I have spent a lot of time with the famous prologue to John's Gospel over the past few weeks. Somehow, I don't seem able to get past it. Each morning, when I have my morning devotional time over breakfast, I come back to what is perhaps the strangest opening to any of the four gospels, yet also perhaps the most rich of them all.
Yes, it is certainly rich, but it is also extraordinarily difficult to get your head around. Much easier to think about God as distant, or simply as human; much easier to settle for either extreme, rather than the strange, arresting, confusing fusion of the two that John so unequivocally presents.
A Unitarian friend of mine, whose beliefs exclude the possibility of Jesus being God, once said that he interprets the "Word" of John's prologue as being the plan of God, rather than Jesus. I had never come across this interpretation, and for a time it challenged me. But close inspection of the passage makes such a reading impossible. The Word is a person, the same as God yet somehow distinct. The Word does contain in it the wisdom, the clear, logical communication at the heart of God, but is also much, more more. The Word - lofty, sublime, beyond us, the creator of all things, yet...
The Word became flesh and made his dwelling among us.

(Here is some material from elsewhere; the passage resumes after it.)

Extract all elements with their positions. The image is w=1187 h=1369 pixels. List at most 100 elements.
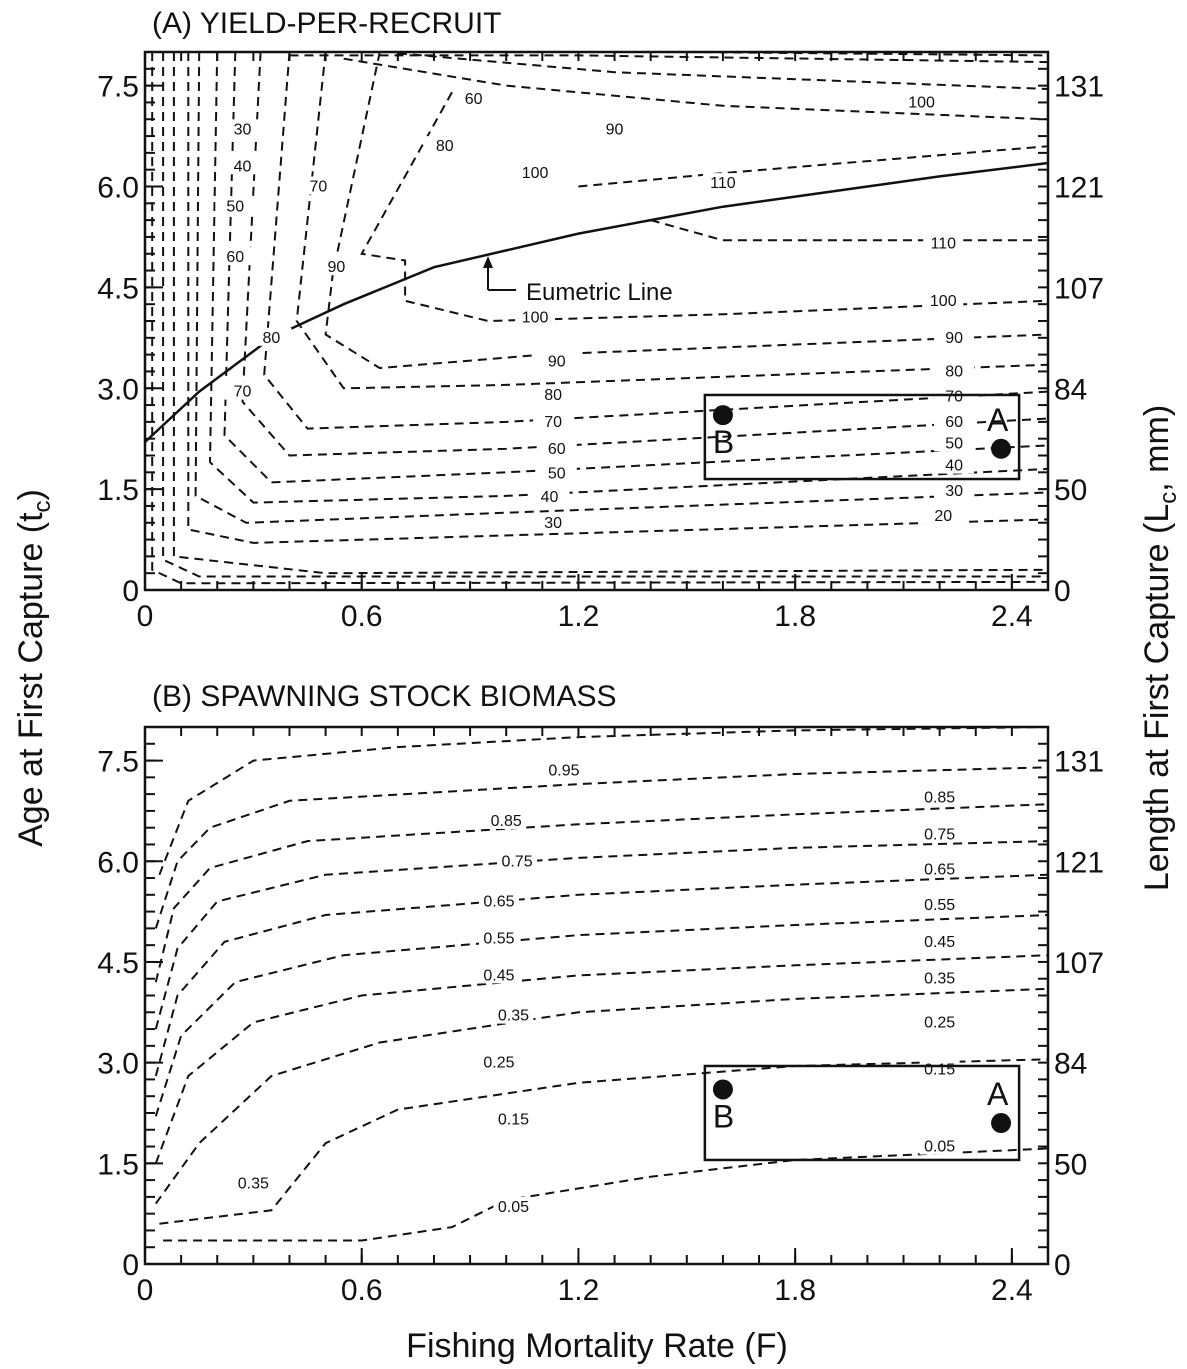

How do you ever get your head around that? The Creator of the world, dwelling among us...An N.T. Wright sermon that I read this morning commented wisely on how much this truth challenges our very worldview, one which, for instance, likes to keep the secular and sacred apart, one which often would happily prefer to declare that there isn't a sacred at all. Quite apart from being the first sermon I have come across to truly fit the term "antidisestablishmentarian", it raised for me an important question: how much am I willing to let God infiltrate not only the public sphere of society but in fact every sphere? Because that is what He has done. Him coming to earth doesn't just mean comfort for the poor or divine understanding in our suffering, though it does certainly mean those things too. And it was not just a means of attaining salvation; if Jesus only came to earth to die, His thirty years on earth would seem a little redundant. No, though all of these things are crucial to our faith, there is something else that the incarnation shows, which I will certainly be trying to think about this Advent.
The incarnation shows us that God is utterly, intimately, uncomfortably, involved in our lives on earth. He has come to be here; He dwells among us. Are we prepared for that?